Winnipeg: Kim Todd has left Credo Entertainment and opened her own Winnipeg-based production house, Original Pictures.

A vp, executive producer and shareholder at Credo for more than six years, Todd’s credits include producing and exec producing The Adventures of Shirley Holmes, which recently completed a 65-episode run.

Original Pictures will develop and produce tv programming and feature films in all genres, says Todd.

The production company has raised operating capital from private investors, but Todd remains the majority shareholder. Bannaytyne Financial of Winnipeg provided the business planning and is being retained in an advisory capacity.

Todd is scouring the country for an executive to handle corporate and production financing. ‘I’m looking for a deal-maker,’ she says.

Original’s slate includes Emma, a half-hour live-action/animated children’s series in development with the cbc. The series follows the escapades of a precocious nine-year-old girl with an over-active imagination that takes her into all sorts of interesting and unusual worlds. Emma deals with all the trials and tribulations of leaving childhood behind by turning to her dreamland and her love of drawing and painting.

The fantasy component will be animated and Emma’s ‘real life’ will be live action.

Elizabeth Steward, executive story editor on Shirley, has written a bible and three scripts.

Todd is in the midst of closing a coproduction deal with an animation company that also operates a distribution arm. International partners will also be brought on board, says Todd. The budget is $390,000 per half-hour.

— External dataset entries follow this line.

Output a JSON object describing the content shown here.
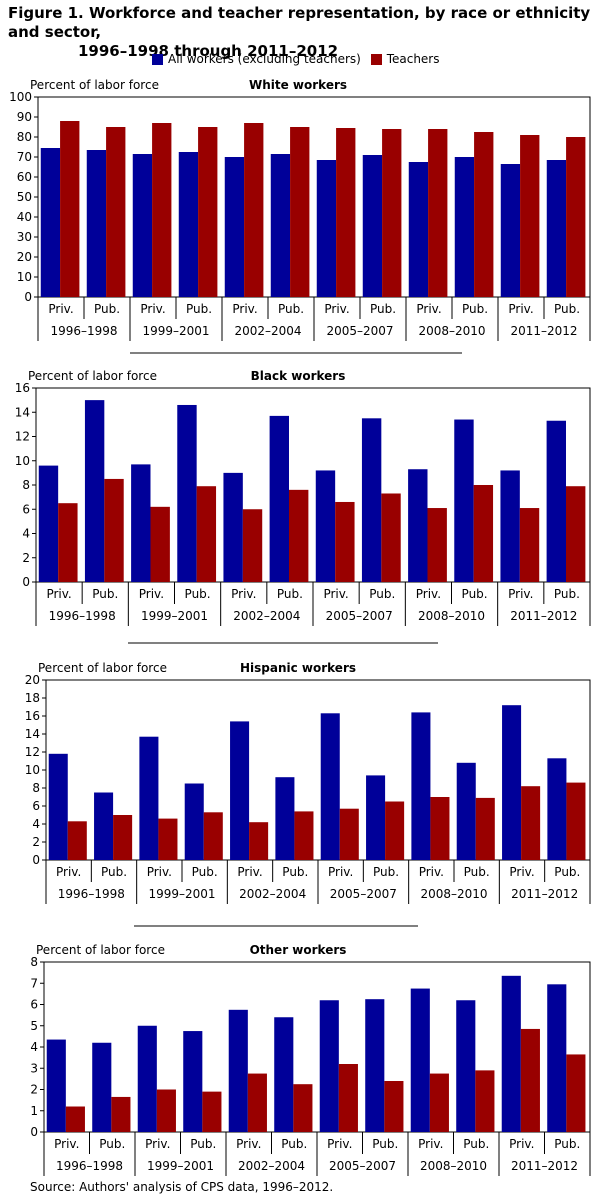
{
  "figure": {
    "title_line1": "Figure 1. Workforce and teacher representation, by race or ethnicity and sector,",
    "title_line2": "1996–1998 through 2011–2012",
    "source": "Source: Authors' analysis of CPS data, 1996–2012."
  },
  "legend": {
    "series1": "All workers (excluding teachers)",
    "series2": "Teachers",
    "color1": "#000099",
    "color2": "#990000"
  },
  "chart_data": [
    {
      "type": "bar",
      "title": "White workers",
      "ylabel": "Percent of labor force",
      "ylim": [
        0,
        100
      ],
      "yticks": [
        0,
        10,
        20,
        30,
        40,
        50,
        60,
        70,
        80,
        90,
        100
      ],
      "categories": [
        "Priv.",
        "Pub.",
        "Priv.",
        "Pub.",
        "Priv.",
        "Pub.",
        "Priv.",
        "Pub.",
        "Priv.",
        "Pub.",
        "Priv.",
        "Pub."
      ],
      "groups": [
        "1996–1998",
        "1999–2001",
        "2002–2004",
        "2005–2007",
        "2008–2010",
        "2011–2012"
      ],
      "series": [
        {
          "name": "All workers (excluding teachers)",
          "values": [
            74.5,
            73.5,
            71.5,
            72.5,
            70,
            71.5,
            68.5,
            71,
            67.5,
            70,
            66.5,
            68.5
          ]
        },
        {
          "name": "Teachers",
          "values": [
            88,
            85,
            87,
            85,
            87,
            85,
            84.5,
            84,
            84,
            82.5,
            81,
            80
          ]
        }
      ]
    },
    {
      "type": "bar",
      "title": "Black workers",
      "ylabel": "Percent of labor force",
      "ylim": [
        0,
        16
      ],
      "yticks": [
        0,
        2,
        4,
        6,
        8,
        10,
        12,
        14,
        16
      ],
      "categories": [
        "Priv.",
        "Pub.",
        "Priv.",
        "Pub.",
        "Priv.",
        "Pub.",
        "Priv.",
        "Pub.",
        "Priv.",
        "Pub.",
        "Priv.",
        "Pub."
      ],
      "groups": [
        "1996–1998",
        "1999–2001",
        "2002–2004",
        "2005–2007",
        "2008–2010",
        "2011–2012"
      ],
      "series": [
        {
          "name": "All workers (excluding teachers)",
          "values": [
            9.6,
            15,
            9.7,
            14.6,
            9,
            13.7,
            9.2,
            13.5,
            9.3,
            13.4,
            9.2,
            13.3
          ]
        },
        {
          "name": "Teachers",
          "values": [
            6.5,
            8.5,
            6.2,
            7.9,
            6,
            7.6,
            6.6,
            7.3,
            6.1,
            8,
            6.1,
            7.9
          ]
        }
      ]
    },
    {
      "type": "bar",
      "title": "Hispanic workers",
      "ylabel": "Percent of labor force",
      "ylim": [
        0,
        20
      ],
      "yticks": [
        0,
        2,
        4,
        6,
        8,
        10,
        12,
        14,
        16,
        18,
        20
      ],
      "categories": [
        "Priv.",
        "Pub.",
        "Priv.",
        "Pub.",
        "Priv.",
        "Pub.",
        "Priv.",
        "Pub.",
        "Priv.",
        "Pub.",
        "Priv.",
        "Pub."
      ],
      "groups": [
        "1996–1998",
        "1999–2001",
        "2002–2004",
        "2005–2007",
        "2008–2010",
        "2011–2012"
      ],
      "series": [
        {
          "name": "All workers (excluding teachers)",
          "values": [
            11.8,
            7.5,
            13.7,
            8.5,
            15.4,
            9.2,
            16.3,
            9.4,
            16.4,
            10.8,
            17.2,
            11.3
          ]
        },
        {
          "name": "Teachers",
          "values": [
            4.3,
            5,
            4.6,
            5.3,
            4.2,
            5.4,
            5.7,
            6.5,
            7,
            6.9,
            8.2,
            8.6
          ]
        }
      ]
    },
    {
      "type": "bar",
      "title": "Other workers",
      "ylabel": "Percent of labor force",
      "ylim": [
        0,
        8
      ],
      "yticks": [
        0,
        1,
        2,
        3,
        4,
        5,
        6,
        7,
        8
      ],
      "categories": [
        "Priv.",
        "Pub.",
        "Priv.",
        "Pub.",
        "Priv.",
        "Pub.",
        "Priv.",
        "Pub.",
        "Priv.",
        "Pub.",
        "Priv.",
        "Pub."
      ],
      "groups": [
        "1996–1998",
        "1999–2001",
        "2002–2004",
        "2005–2007",
        "2008–2010",
        "2011–2012"
      ],
      "series": [
        {
          "name": "All workers (excluding teachers)",
          "values": [
            4.35,
            4.2,
            5,
            4.75,
            5.75,
            5.4,
            6.2,
            6.25,
            6.75,
            6.2,
            7.35,
            6.95
          ]
        },
        {
          "name": "Teachers",
          "values": [
            1.2,
            1.65,
            2,
            1.9,
            2.75,
            2.25,
            3.2,
            2.4,
            2.75,
            2.9,
            4.85,
            3.65
          ]
        }
      ]
    }
  ]
}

The company is developing the feature Stir-Fry, a $3.2-million Canada/Ireland coproduction with Dublin-based Horizonline Films. Based on a book by Irish immigrant Emma Donoghue, who penned the script, the film is an offbeat romantic comedy about a first-year university student who arrives in Dublin from a small Irish town determined to experience all of big-city life all at once, which she does, but not in the way she anticipated.

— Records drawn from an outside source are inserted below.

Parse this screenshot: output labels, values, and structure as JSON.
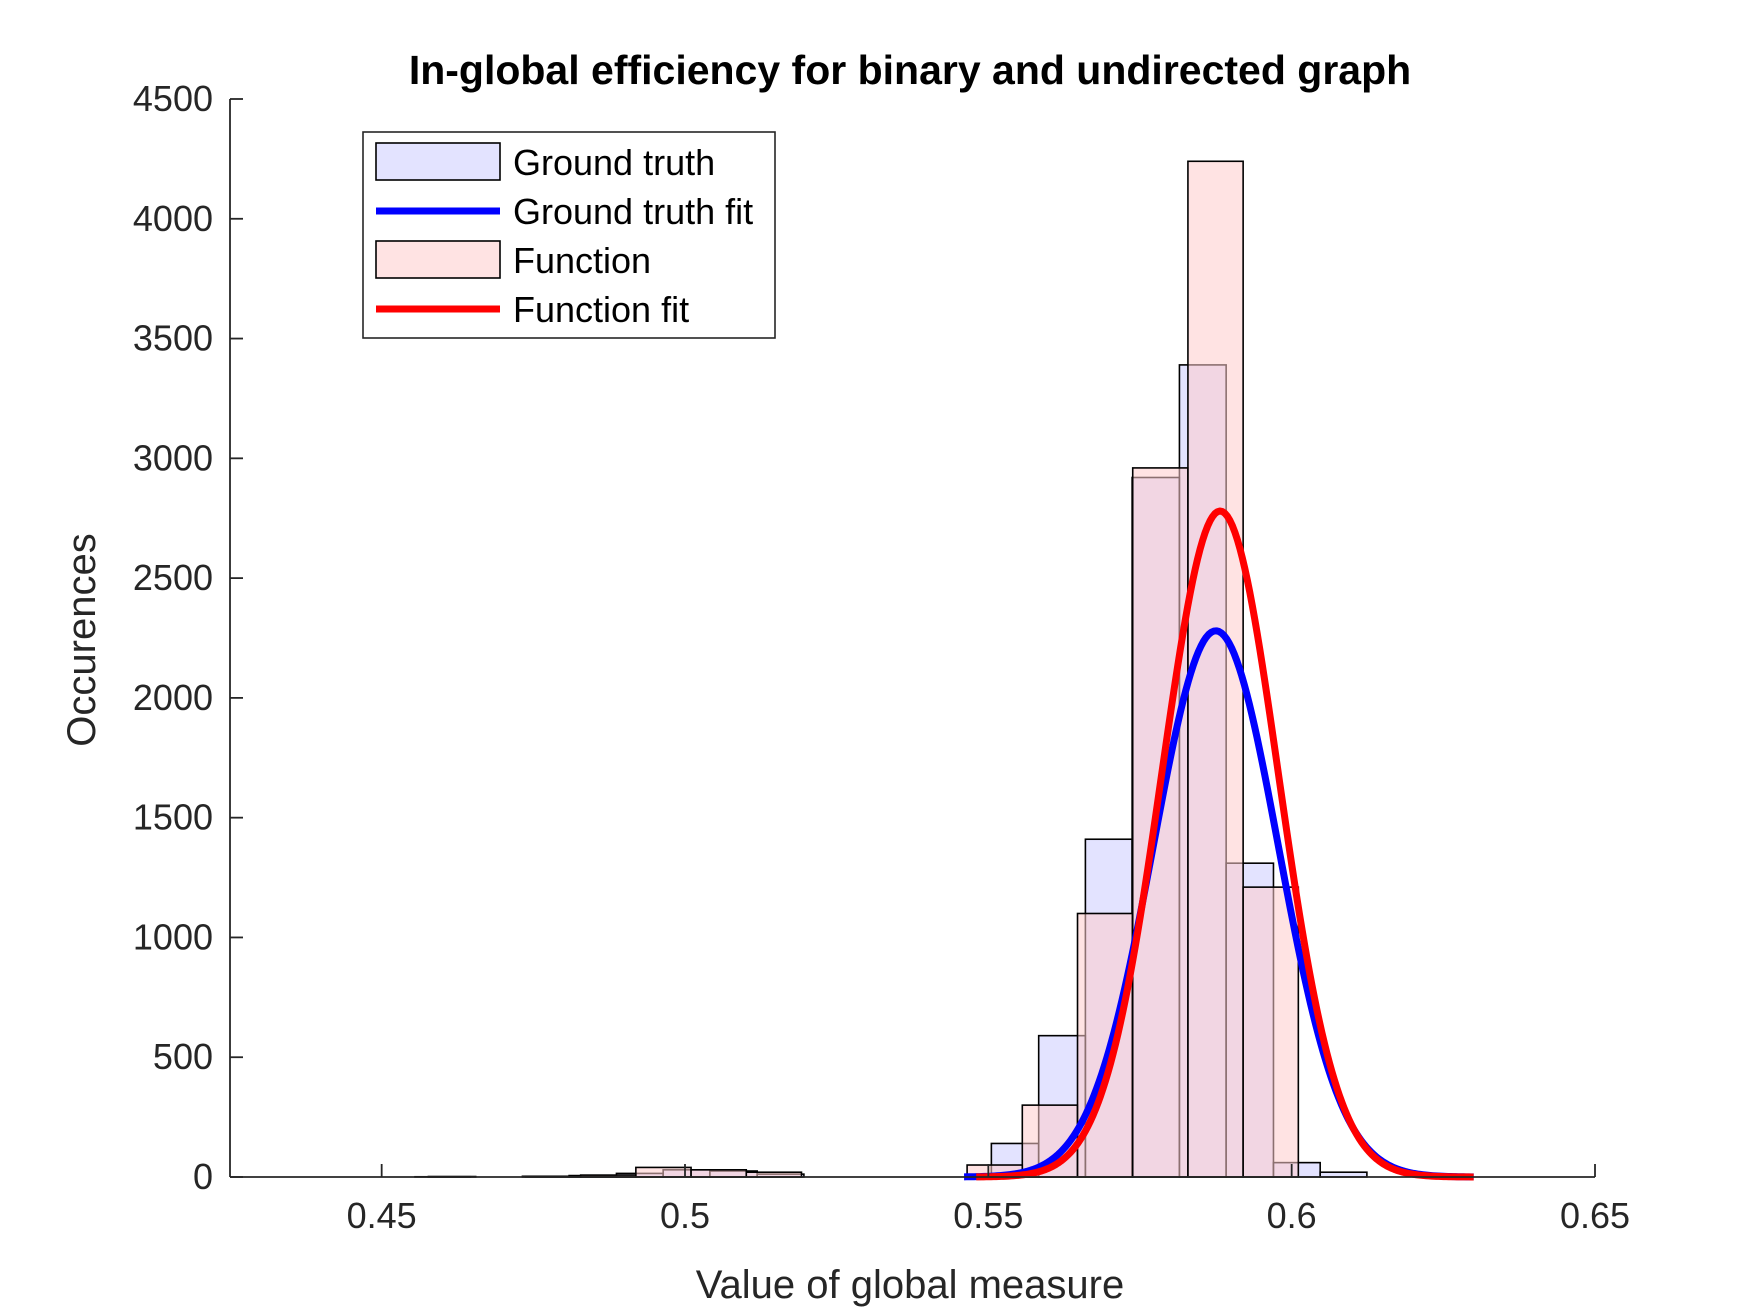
{
  "chart_data": {
    "type": "bar",
    "title": "In-global efficiency for binary and undirected graph",
    "xlabel": "Value of global measure",
    "ylabel": "Occurences",
    "xlim": [
      0.425,
      0.65
    ],
    "ylim": [
      0,
      4500
    ],
    "xticks": [
      0.45,
      0.5,
      0.55,
      0.6,
      0.65
    ],
    "xtick_labels": [
      "0.45",
      "0.5",
      "0.55",
      "0.6",
      "0.65"
    ],
    "yticks": [
      0,
      500,
      1000,
      1500,
      2000,
      2500,
      3000,
      3500,
      4000,
      4500
    ],
    "ytick_labels": [
      "0",
      "500",
      "1000",
      "1500",
      "2000",
      "2500",
      "3000",
      "3500",
      "4000",
      "4500"
    ],
    "grid": false,
    "legend_location": "top-left",
    "legend": [
      "Ground truth",
      "Ground truth fit",
      "Function",
      "Function fit"
    ],
    "series": [
      {
        "name": "Ground truth",
        "kind": "histogram",
        "color": "#ccccff",
        "edge": "#000000",
        "bins": [
          [
            0.4577,
            0.4655,
            2
          ],
          [
            0.4732,
            0.4809,
            3
          ],
          [
            0.4809,
            0.4887,
            6
          ],
          [
            0.4887,
            0.4964,
            15
          ],
          [
            0.4964,
            0.5041,
            30
          ],
          [
            0.5041,
            0.5119,
            25
          ],
          [
            0.5119,
            0.5196,
            12
          ],
          [
            0.5505,
            0.5583,
            140
          ],
          [
            0.5583,
            0.566,
            590
          ],
          [
            0.566,
            0.5737,
            1410
          ],
          [
            0.5737,
            0.5815,
            2920
          ],
          [
            0.5815,
            0.5892,
            3390
          ],
          [
            0.5892,
            0.597,
            1310
          ],
          [
            0.597,
            0.6047,
            60
          ],
          [
            0.6047,
            0.6124,
            20
          ]
        ]
      },
      {
        "name": "Function",
        "kind": "histogram",
        "color": "#ffcccc",
        "edge": "#000000",
        "bins": [
          [
            0.4555,
            0.4646,
            1
          ],
          [
            0.4737,
            0.4828,
            3
          ],
          [
            0.4828,
            0.4919,
            8
          ],
          [
            0.4919,
            0.501,
            40
          ],
          [
            0.501,
            0.5101,
            30
          ],
          [
            0.5101,
            0.5192,
            20
          ],
          [
            0.5465,
            0.5556,
            50
          ],
          [
            0.5556,
            0.5647,
            300
          ],
          [
            0.5647,
            0.5738,
            1100
          ],
          [
            0.5738,
            0.5829,
            2960
          ],
          [
            0.5829,
            0.592,
            4240
          ],
          [
            0.592,
            0.6011,
            1210
          ]
        ]
      },
      {
        "name": "Ground truth fit",
        "kind": "normal_fit",
        "color": "#0000ff",
        "mu": 0.5875,
        "sigma": 0.0103,
        "peak": 2280,
        "x_range": [
          0.546,
          0.63
        ]
      },
      {
        "name": "Function fit",
        "kind": "normal_fit",
        "color": "#ff0000",
        "mu": 0.5882,
        "sigma": 0.0096,
        "peak": 2780,
        "x_range": [
          0.548,
          0.63
        ]
      }
    ]
  }
}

The director, Dearbhla Walsh, is from Ireland. Alan Fitzpatrick is the producer for Horizonline. Talks with Canadian distributors are underway. The project will be a majority Irish coproduction.

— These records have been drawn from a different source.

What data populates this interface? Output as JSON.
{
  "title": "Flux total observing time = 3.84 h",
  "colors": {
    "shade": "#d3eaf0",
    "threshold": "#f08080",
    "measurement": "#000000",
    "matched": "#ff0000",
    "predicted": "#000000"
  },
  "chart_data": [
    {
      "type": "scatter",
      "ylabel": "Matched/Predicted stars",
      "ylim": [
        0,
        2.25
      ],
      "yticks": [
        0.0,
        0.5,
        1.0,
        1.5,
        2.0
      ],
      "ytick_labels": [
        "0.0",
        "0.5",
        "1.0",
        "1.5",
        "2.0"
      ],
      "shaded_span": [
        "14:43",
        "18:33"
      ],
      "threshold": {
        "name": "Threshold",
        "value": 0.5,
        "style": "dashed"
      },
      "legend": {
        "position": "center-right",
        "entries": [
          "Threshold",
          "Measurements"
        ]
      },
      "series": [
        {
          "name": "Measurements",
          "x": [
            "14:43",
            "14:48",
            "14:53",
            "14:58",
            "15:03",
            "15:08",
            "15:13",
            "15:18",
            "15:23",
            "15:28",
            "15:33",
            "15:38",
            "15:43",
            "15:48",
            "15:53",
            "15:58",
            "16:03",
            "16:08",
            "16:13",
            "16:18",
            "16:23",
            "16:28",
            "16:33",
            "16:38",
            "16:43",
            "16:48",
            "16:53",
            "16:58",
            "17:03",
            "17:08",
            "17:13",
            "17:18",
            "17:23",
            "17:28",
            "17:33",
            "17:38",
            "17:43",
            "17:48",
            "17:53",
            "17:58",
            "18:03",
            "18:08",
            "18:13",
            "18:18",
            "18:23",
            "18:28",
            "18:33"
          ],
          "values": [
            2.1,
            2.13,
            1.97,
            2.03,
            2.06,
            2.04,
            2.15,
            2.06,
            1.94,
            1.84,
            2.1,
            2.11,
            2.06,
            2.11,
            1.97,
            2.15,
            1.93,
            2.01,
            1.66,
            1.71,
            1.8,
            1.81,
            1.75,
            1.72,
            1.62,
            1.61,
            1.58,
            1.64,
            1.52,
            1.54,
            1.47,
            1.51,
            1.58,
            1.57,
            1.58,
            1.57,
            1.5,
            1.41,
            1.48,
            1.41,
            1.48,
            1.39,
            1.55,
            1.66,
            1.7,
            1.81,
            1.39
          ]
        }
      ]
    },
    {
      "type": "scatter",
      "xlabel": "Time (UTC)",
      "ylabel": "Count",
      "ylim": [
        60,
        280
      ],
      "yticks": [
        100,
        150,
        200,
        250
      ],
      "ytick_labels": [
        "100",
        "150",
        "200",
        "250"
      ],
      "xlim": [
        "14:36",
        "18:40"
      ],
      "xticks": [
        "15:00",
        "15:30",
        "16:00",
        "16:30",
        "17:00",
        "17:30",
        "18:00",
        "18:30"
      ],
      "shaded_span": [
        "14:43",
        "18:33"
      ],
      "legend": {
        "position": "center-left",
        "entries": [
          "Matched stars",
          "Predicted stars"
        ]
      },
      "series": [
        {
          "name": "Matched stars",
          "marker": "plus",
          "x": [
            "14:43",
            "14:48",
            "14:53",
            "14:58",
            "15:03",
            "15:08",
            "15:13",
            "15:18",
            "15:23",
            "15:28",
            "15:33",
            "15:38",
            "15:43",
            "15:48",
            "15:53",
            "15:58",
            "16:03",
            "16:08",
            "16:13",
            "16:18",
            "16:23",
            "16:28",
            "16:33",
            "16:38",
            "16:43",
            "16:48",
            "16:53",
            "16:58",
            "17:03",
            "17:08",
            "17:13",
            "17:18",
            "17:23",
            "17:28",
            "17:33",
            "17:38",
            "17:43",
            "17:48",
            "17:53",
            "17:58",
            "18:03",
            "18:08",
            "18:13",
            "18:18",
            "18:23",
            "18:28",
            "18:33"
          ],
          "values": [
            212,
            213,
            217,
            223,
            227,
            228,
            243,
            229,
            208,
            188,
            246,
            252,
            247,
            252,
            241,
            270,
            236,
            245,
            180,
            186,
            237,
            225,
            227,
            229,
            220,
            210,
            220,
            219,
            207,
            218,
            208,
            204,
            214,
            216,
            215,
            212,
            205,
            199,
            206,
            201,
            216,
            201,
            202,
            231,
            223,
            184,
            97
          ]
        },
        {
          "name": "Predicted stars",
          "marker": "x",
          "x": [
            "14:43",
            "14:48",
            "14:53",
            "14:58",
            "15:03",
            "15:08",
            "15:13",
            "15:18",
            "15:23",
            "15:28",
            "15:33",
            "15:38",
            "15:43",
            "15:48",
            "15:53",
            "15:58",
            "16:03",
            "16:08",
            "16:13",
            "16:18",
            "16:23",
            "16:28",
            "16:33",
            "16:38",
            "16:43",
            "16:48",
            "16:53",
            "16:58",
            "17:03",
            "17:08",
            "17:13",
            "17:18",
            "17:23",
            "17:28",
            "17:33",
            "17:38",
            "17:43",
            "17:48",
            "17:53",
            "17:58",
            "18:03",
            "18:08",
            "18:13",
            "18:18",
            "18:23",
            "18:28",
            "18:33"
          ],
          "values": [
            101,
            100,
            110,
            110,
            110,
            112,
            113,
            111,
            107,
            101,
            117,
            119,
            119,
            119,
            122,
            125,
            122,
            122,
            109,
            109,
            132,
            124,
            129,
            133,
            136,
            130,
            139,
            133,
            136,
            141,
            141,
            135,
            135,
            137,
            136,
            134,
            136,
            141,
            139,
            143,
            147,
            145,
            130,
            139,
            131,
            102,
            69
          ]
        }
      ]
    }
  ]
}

The shoot will require four weeks on location in Ireland and two weeks in studio in Winnipeg. Post will stay in Canada. The game plan is to shoot later this year.

Anne Wheeler is attached to direct Mrs. Mike, a tv movie being developed by Original based on the book of the same title.

Set in the late 1800s, Mrs. Mike is the story of an 18-year-old girl from Boston who is sent to her uncle’s ranch in Alberta to recover from a long illness. She marries a Mountie and moves north to the trapping community where he is stationed. The drama unfolds as the city-bred girl struggles to adapt to life in a small northern town.

Sharon Gibbon wrote the script.

Todd says she is looking to attach an American star to attract a u.s. sale. Marion Rees and Associates, an l.a.-based production and distribution company, is interested in selling the mow in the u.s., she adds.

Canadian broadcasters will be shopped the $3.5-million project over the next several months.

Todd will continue to work on Taiga, a $10-million feature film to be coproduced by Credo, Norway’s Northern Lights and Denmark’s Balboa 2 Productions. Taiga follows a group of teenagers who must fend for themselves after their plane crashes in a remote area south of the tundra in the Soviet Union. Shooting begins in August in Flin Flon, Man.